A few months before the mass commemorating the March on Rome, Cardinal Schuster had deposited a bouquet of flowers at the altar to the fallen Fascists and stopped to pray for their souls. “The cardinal’s act,” wrote an informant in Milan, “was very favorably remarked upon in the various circles where one sees the ever increasing fascistization of the clergy.”
35
At the celebratory mass in the Duomo, Fascist government authorities, militiamen, and party bigwigs surrounded the cardinal as he explained that the commemoration of the March on Rome was not simply a political celebration “but an essentially Catholic holiday.” Fascism had brought about the restoration of Catholic Italy, and the war in Ethiopia should be seen in this light.

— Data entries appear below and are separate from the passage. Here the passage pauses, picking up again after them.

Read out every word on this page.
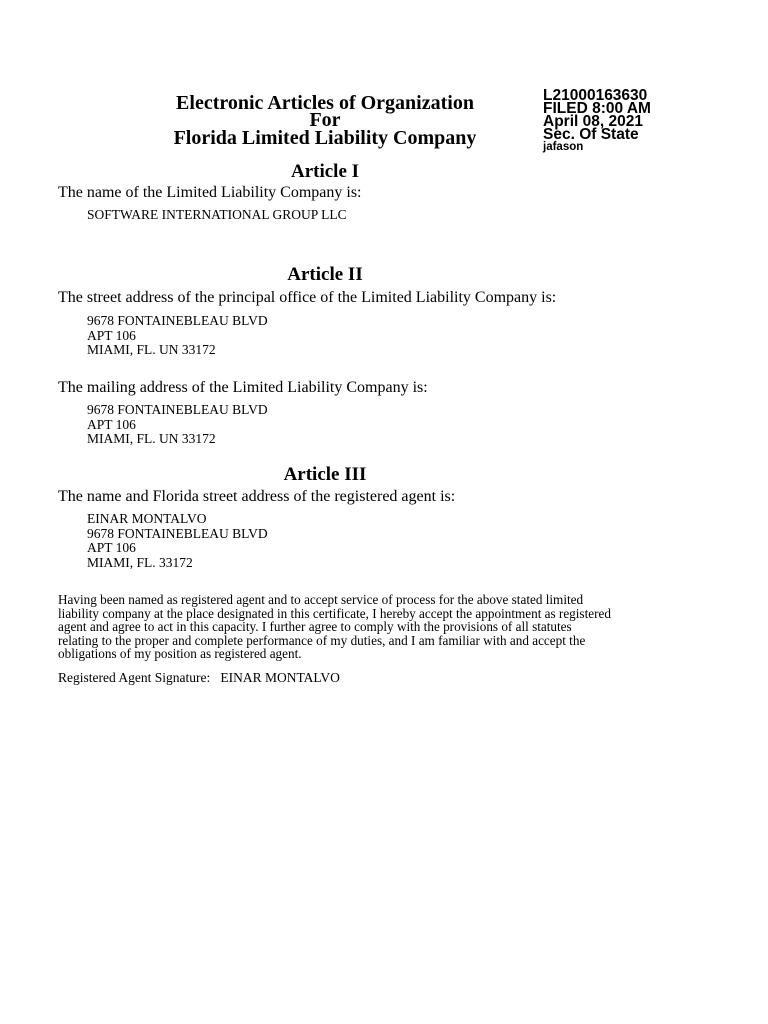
Electronic Articles of Organization
For
Florida Limited Liability Company
L21000163630
FILED 8:00 AM
April 08, 2021
Sec. Of State
jafason
Article I
The name of the Limited Liability Company is:
SOFTWARE INTERNATIONAL GROUP LLC
Article II
The street address of the principal office of the Limited Liability Company is:
9678 FONTAINEBLEAU BLVD
APT 106
MIAMI, FL. UN 33172
The mailing address of the Limited Liability Company is:
9678 FONTAINEBLEAU BLVD
APT 106
MIAMI, FL. UN 33172
Article III
The name and Florida street address of the registered agent is:
EINAR MONTALVO
9678 FONTAINEBLEAU BLVD
APT 106
MIAMI, FL. 33172
Having been named as registered agent and to accept service of process for the above stated limited
liability company at the place designated in this certificate, I hereby accept the appointment as registered
agent and agree to act in this capacity. I further agree to comply with the provisions of all statutes
relating to the proper and complete performance of my duties, and I am familiar with and accept the
obligations of my position as registered agent.
Registered Agent Signature: EINAR MONTALVO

Together the Church and the Fascist state had a holy “national and Catholic mission” to perform at a time when “in the fields of Ethiopia Italy’s flag triumphantly brings the Cross of Christ, smashes the chains of the slaves, and prepares the way for the Missionaries of the Gospel.”
36

Mussolini had the speech rebroadcast on Italian radio, and the cardinal’s picture decorated the cover of a popular newsweekly.
37
His colleagues in France, however, were less pleased. “Cardinal Schuster,” wrote Alfred Baudrillart—a cardinal as of late 1935—“is a convinced fascist.”
38

During the tense months of the war, the Duce looked to the Church not only for domestic support but for international help as well. He was
especially eager to enlist the pope’s aid in preventing the League of Nations’ economic sanctions from spreading.